Department of Experimental Hematology, Medical University of Lodz, 93-510 Lodz, Poland.
J Clin Med. 2022 Jul 30;11(15):4447. doi: 10.3390/jcm11154447.
Bing-Neel syndrome (BNS) is a rare presentation of Waldenström macroglobulinemia (WM). BNS is a consequence of the central nervous system (CNS) involvement by lymphoplasmacytic lymphoma (LPL) and, rarely, the peripheral nervous system. The data on BNS are extremely scarce. Therefore, we performed a multicenter retrospective analysis of BNS patients diagnosed and treated in centers aligned with the Polish Lymphoma Research Group. The analysis covers the years 2014-2021. Eleven patients were included, 55% females and the median age at BNS diagnosis was 61 years.

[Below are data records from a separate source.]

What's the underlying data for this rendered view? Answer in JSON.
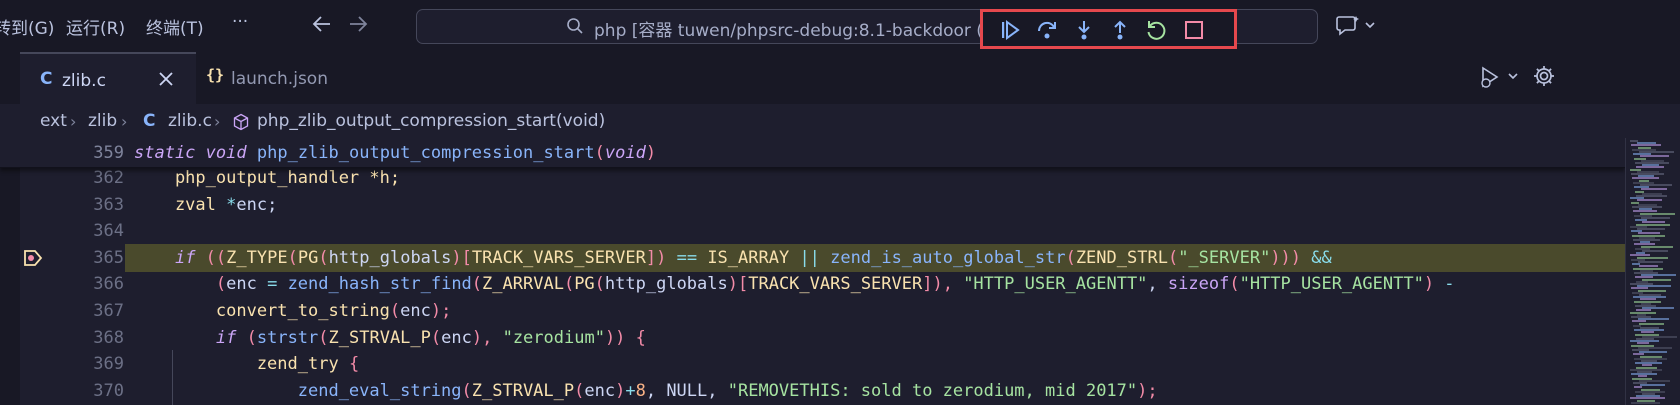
{
  "menu": {
    "goto": "转到(G)",
    "run": "运行(R)",
    "terminal": "终端(T)",
    "more": "···"
  },
  "command_center": {
    "text": "php [容器 tuwen/phpsrc-debug:8.1-backdoor ("
  },
  "debug_toolbar": {
    "border_color": "#e5484d",
    "buttons": [
      "continue-icon",
      "step-over-icon",
      "step-into-icon",
      "step-out-icon",
      "restart-icon",
      "stop-icon"
    ]
  },
  "tabs": [
    {
      "icon": "C",
      "label": "zlib.c",
      "active": true
    },
    {
      "icon": "{}",
      "label": "launch.json",
      "active": false
    }
  ],
  "breadcrumb": {
    "parts": [
      "ext",
      "zlib",
      "zlib.c",
      "php_zlib_output_compression_start(void)"
    ],
    "file_icon": "C"
  },
  "editor": {
    "sticky_line_no": "359",
    "sticky_tokens": [
      {
        "t": "static",
        "c": "kw"
      },
      {
        "t": " ",
        "c": ""
      },
      {
        "t": "void",
        "c": "kw"
      },
      {
        "t": " ",
        "c": ""
      },
      {
        "t": "php_zlib_output_compression_start",
        "c": "fn"
      },
      {
        "t": "(",
        "c": "par"
      },
      {
        "t": "void",
        "c": "kw"
      },
      {
        "t": ")",
        "c": "par"
      }
    ],
    "lines": [
      {
        "no": "362",
        "tokens": [
          {
            "t": "    php_output_handler *h;",
            "c": "mac"
          }
        ]
      },
      {
        "no": "363",
        "tokens": [
          {
            "t": "    zval ",
            "c": "yellow"
          },
          {
            "t": "*",
            "c": "op"
          },
          {
            "t": "enc;",
            "c": ""
          }
        ]
      },
      {
        "no": "364",
        "tokens": [
          {
            "t": "",
            "c": ""
          }
        ]
      },
      {
        "no": "365",
        "highlight": true,
        "breakpoint": true,
        "tokens": [
          {
            "t": "    ",
            "c": ""
          },
          {
            "t": "if",
            "c": "kw"
          },
          {
            "t": " ((",
            "c": "par"
          },
          {
            "t": "Z_TYPE",
            "c": "mac"
          },
          {
            "t": "(",
            "c": "par"
          },
          {
            "t": "PG",
            "c": "mac"
          },
          {
            "t": "(",
            "c": "par"
          },
          {
            "t": "http_globals",
            "c": ""
          },
          {
            "t": ")[",
            "c": "par"
          },
          {
            "t": "TRACK_VARS_SERVER",
            "c": "mac"
          },
          {
            "t": "]) ",
            "c": "par"
          },
          {
            "t": "==",
            "c": "op"
          },
          {
            "t": " IS_ARRAY ",
            "c": "mac"
          },
          {
            "t": "||",
            "c": "op"
          },
          {
            "t": " zend_is_auto_global_str",
            "c": "fn"
          },
          {
            "t": "(",
            "c": "par"
          },
          {
            "t": "ZEND_STRL",
            "c": "mac"
          },
          {
            "t": "(",
            "c": "par"
          },
          {
            "t": "\"_SERVER\"",
            "c": "str"
          },
          {
            "t": "))) ",
            "c": "par"
          },
          {
            "t": "&&",
            "c": "op"
          }
        ]
      },
      {
        "no": "366",
        "tokens": [
          {
            "t": "        (",
            "c": "par"
          },
          {
            "t": "enc ",
            "c": ""
          },
          {
            "t": "=",
            "c": "op"
          },
          {
            "t": " zend_hash_str_find",
            "c": "fn"
          },
          {
            "t": "(",
            "c": "par"
          },
          {
            "t": "Z_ARRVAL",
            "c": "mac"
          },
          {
            "t": "(",
            "c": "par"
          },
          {
            "t": "PG",
            "c": "mac"
          },
          {
            "t": "(",
            "c": "par"
          },
          {
            "t": "http_globals",
            "c": ""
          },
          {
            "t": ")[",
            "c": "par"
          },
          {
            "t": "TRACK_VARS_SERVER",
            "c": "mac"
          },
          {
            "t": "]), ",
            "c": "par"
          },
          {
            "t": "\"HTTP_USER_AGENTT\"",
            "c": "str"
          },
          {
            "t": ", ",
            "c": ""
          },
          {
            "t": "sizeof",
            "c": "kw2"
          },
          {
            "t": "(",
            "c": "par"
          },
          {
            "t": "\"HTTP_USER_AGENTT\"",
            "c": "str"
          },
          {
            "t": ") ",
            "c": "par"
          },
          {
            "t": "-",
            "c": "op"
          }
        ]
      },
      {
        "no": "367",
        "tokens": [
          {
            "t": "        convert_to_string",
            "c": "mac"
          },
          {
            "t": "(",
            "c": "par"
          },
          {
            "t": "enc",
            "c": ""
          },
          {
            "t": ");",
            "c": "par"
          }
        ]
      },
      {
        "no": "368",
        "tokens": [
          {
            "t": "        ",
            "c": ""
          },
          {
            "t": "if",
            "c": "kw"
          },
          {
            "t": " (",
            "c": "par"
          },
          {
            "t": "strstr",
            "c": "fn"
          },
          {
            "t": "(",
            "c": "par"
          },
          {
            "t": "Z_STRVAL_P",
            "c": "mac"
          },
          {
            "t": "(",
            "c": "par"
          },
          {
            "t": "enc",
            "c": ""
          },
          {
            "t": "), ",
            "c": "par"
          },
          {
            "t": "\"zerodium\"",
            "c": "str"
          },
          {
            "t": ")) {",
            "c": "par"
          }
        ]
      },
      {
        "no": "369",
        "tokens": [
          {
            "t": "            zend_try ",
            "c": "mac"
          },
          {
            "t": "{",
            "c": "par"
          }
        ]
      },
      {
        "no": "370",
        "tokens": [
          {
            "t": "                zend_eval_string",
            "c": "fn"
          },
          {
            "t": "(",
            "c": "par"
          },
          {
            "t": "Z_STRVAL_P",
            "c": "mac"
          },
          {
            "t": "(",
            "c": "par"
          },
          {
            "t": "enc",
            "c": ""
          },
          {
            "t": ")",
            "c": "par"
          },
          {
            "t": "+",
            "c": "op"
          },
          {
            "t": "8",
            "c": "num"
          },
          {
            "t": ", NULL, ",
            "c": ""
          },
          {
            "t": "\"REMOVETHIS: sold to zerodium, mid 2017\"",
            "c": "str"
          },
          {
            "t": ");",
            "c": "par"
          }
        ]
      }
    ]
  }
}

The median time from WM to BNS was 3.5 years; 27% of patients did have a diagnosis of WM and BNS made simultaneously or within 30 days from each other. Isolated parenchymal involvement was the least frequent (20%). Patients were treated with different regimens, mostly able to cross the blood-brain barrier, including 18% treated with ibrutinib first line. The cumulative objective response to treatment was 73%. With the median follow-up of 20 months (95% CI, 2-32), the 36-month estimates were: overall survival (OS) 47%, progression-free survival (PFS) 33%, and cumulative incidence of BNS-associated death 41%. The performance status according to ECOG was significant for PFS (HR = 7.79) and the hemoglobin concentration below 11 g/dL was correlated with PFS. To conclude, BNS is a very rare manifestation of WM. It is associated with a poor outcome with most patients succumbing to BNS.

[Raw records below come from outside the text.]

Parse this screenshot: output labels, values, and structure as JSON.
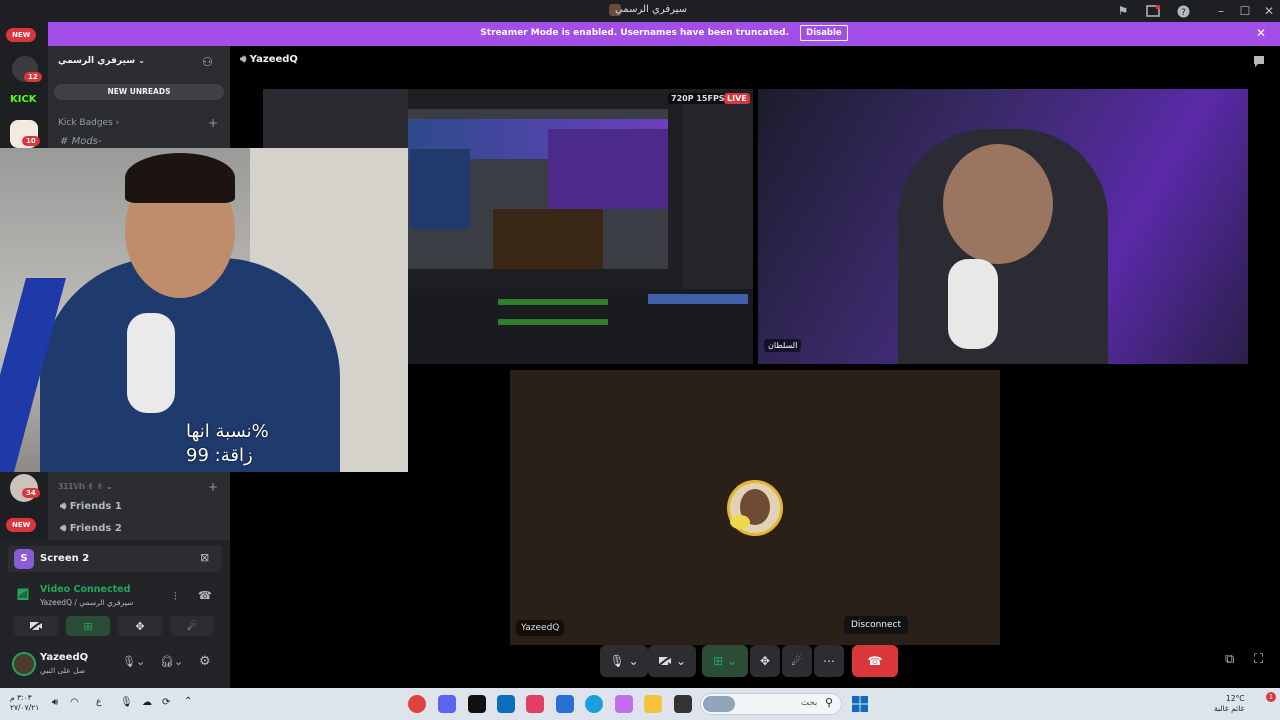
{
  "window": {
    "title": "سيرفري الرسمي",
    "controls": [
      "flag-icon",
      "inbox-icon",
      "help-icon",
      "minimize-icon",
      "maximize-icon",
      "close-icon"
    ]
  },
  "banner": {
    "text": "Streamer Mode is enabled. Usernames have been truncated.",
    "disable_label": "Disable",
    "color": "#a34ee6"
  },
  "server_rail": {
    "new_label_top": "NEW",
    "badge_1": "12",
    "kick_label": "KICK",
    "badge_2": "10",
    "badge_3": "34",
    "new_label_bottom": "NEW"
  },
  "sidebar": {
    "server_name": "سيرفري الرسمي",
    "new_unreads": "NEW UNREADS",
    "category": "Kick Badges",
    "category_channel": "Mods-",
    "voice_category": "𝟛𝟙𝟙𝕍𝕙",
    "voice_channels": [
      "Friends 1",
      "Friends 2"
    ]
  },
  "voice_panel": {
    "screen_share_avatar": "S",
    "screen_share_title": "Screen 2",
    "status": "Video Connected",
    "sub_status": "YazeedQ / سيرفري الرسمي",
    "user_name": "YazeedQ",
    "user_status": "صل على النبي"
  },
  "header": {
    "channel_name": "YazeedQ"
  },
  "tiles": {
    "stream_quality": "720P 15FPS",
    "live_badge": "LIVE",
    "participant_2_label": "السلطان",
    "audio_tile_name": "YazeedQ",
    "overlay_line_1": "نسبة انها%",
    "overlay_line_2": "زاقة:  99"
  },
  "controls": {
    "disconnect_tooltip": "Disconnect",
    "disconnect_color": "#da373c"
  },
  "taskbar": {
    "time": "٣:٠٣ م",
    "date": "٢٧/٠٧/٢١",
    "lang": "ع",
    "search_placeholder": "بحث",
    "weather_temp": "12°C",
    "weather_desc": "غائم غالبة",
    "notif_count": "1"
  }
}
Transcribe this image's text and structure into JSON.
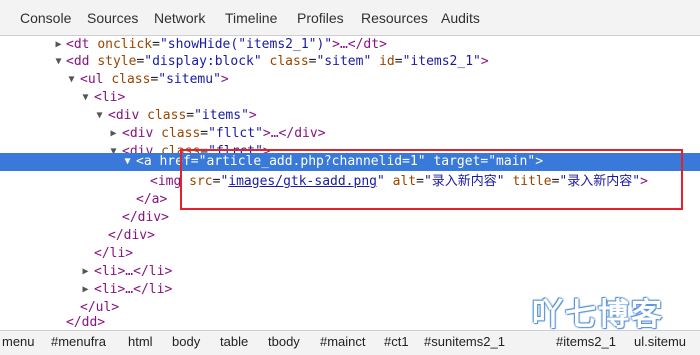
{
  "tabs": [
    "Console",
    "Sources",
    "Network",
    "Timeline",
    "Profiles",
    "Resources",
    "Audits"
  ],
  "tree": {
    "l0": {
      "open": "<dt",
      "attr1": "onclick",
      "eq": "=",
      "val1": "\"showHide(\"items2_1\")\"",
      "tail": ">…</dt>"
    },
    "l1": {
      "open": "<dd",
      "attr1": "style",
      "val1": "\"display:block\"",
      "attr2": "class",
      "val2": "\"sitem\"",
      "attr3": "id",
      "val3": "\"items2_1\"",
      "close": ">"
    },
    "l2": {
      "open": "<ul",
      "attr1": "class",
      "val1": "\"sitemu\"",
      "close": ">"
    },
    "l3": {
      "tag": "<li>"
    },
    "l4": {
      "open": "<div",
      "attr1": "class",
      "val1": "\"items\"",
      "close": ">"
    },
    "l5": {
      "open": "<div",
      "attr1": "class",
      "val1": "\"fllct\"",
      "tail": ">…</div>"
    },
    "l6": {
      "open": "<div",
      "attr1": "class",
      "val1": "\"flrct\"",
      "close": ">"
    },
    "l7": {
      "open": "<a",
      "attr1": "href",
      "val1": "\"article_add.php?channelid=1\"",
      "attr2": "target",
      "val2": "\"main\"",
      "close": ">"
    },
    "l8": {
      "open": "<img",
      "attr1": "src",
      "q1": "\"",
      "link": "images/gtk-sadd.png",
      "q2": "\"",
      "attr2": "alt",
      "val2": "\"录入新内容\"",
      "attr3": "title",
      "val3": "\"录入新内容\"",
      "close": ">"
    },
    "l9": {
      "tag": "</a>"
    },
    "l10": {
      "tag": "</div>"
    },
    "l11": {
      "tag": "</div>"
    },
    "l12": {
      "tag": "</li>"
    },
    "l13": {
      "tag": "<li>…</li>"
    },
    "l14": {
      "tag": "<li>…</li>"
    },
    "l15": {
      "tag": "</ul>"
    },
    "l16": {
      "tag": "</dd>"
    }
  },
  "watermark": "吖七博客",
  "breadcrumbs": [
    "menu",
    "#menufra",
    "html",
    "body",
    "table",
    "tbody",
    "#mainct",
    "#ct1",
    "#sunitems2_1",
    "#items2_1",
    "ul.sitemu"
  ],
  "colors": {
    "selection": "#3879d9",
    "highlight_box": "#e5222a",
    "tag": "#881280",
    "attr_name": "#994500",
    "attr_value": "#1a1aa6"
  }
}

宾-尼尔综合征(BNS)是华氏巨球蛋白血症(WM)的一种罕见表现形式。BNS是淋巴浆细胞淋巴瘤(LPL)累及中枢神经系统(CNS)的结果,很少累及外周神经系统。关于BNS的数据极为稀少。因此,我们对波兰淋巴瘤研究小组下属各中心诊断和治疗的BNS患者进行了多中心回顾性分析。该分析涵盖2014年至2021年。共纳入11例患者,其中55%为女性,BNS诊断时的中位年龄为61岁。从WM到BNS的中位时间为3.5年;27%的患者WM和BNS诊断同时进行或间隔在30天内。孤立性实质受累最为少见(20%)。患者接受了不同的治疗方案,多数方案能够通过血脑屏障,其中18%的患者一线接受伊布替尼治疗。治疗的累积客观缓解率为73%。中位随访20个月(95%CI,2 - 32),36个月的估计结果为:总生存期(OS)47%,无进展生存期(PFS)33%,BNS相关死亡的累积发生率41%。根据东部肿瘤协作组(ECOG)标准评估的体能状态对PFS有显著影响(HR = 7.79),血红蛋白浓度低于11 g/dL与PFS相关。总之,BNS是WM一种非常罕见的表现形式。其预后较差,大多数患者死于BNS。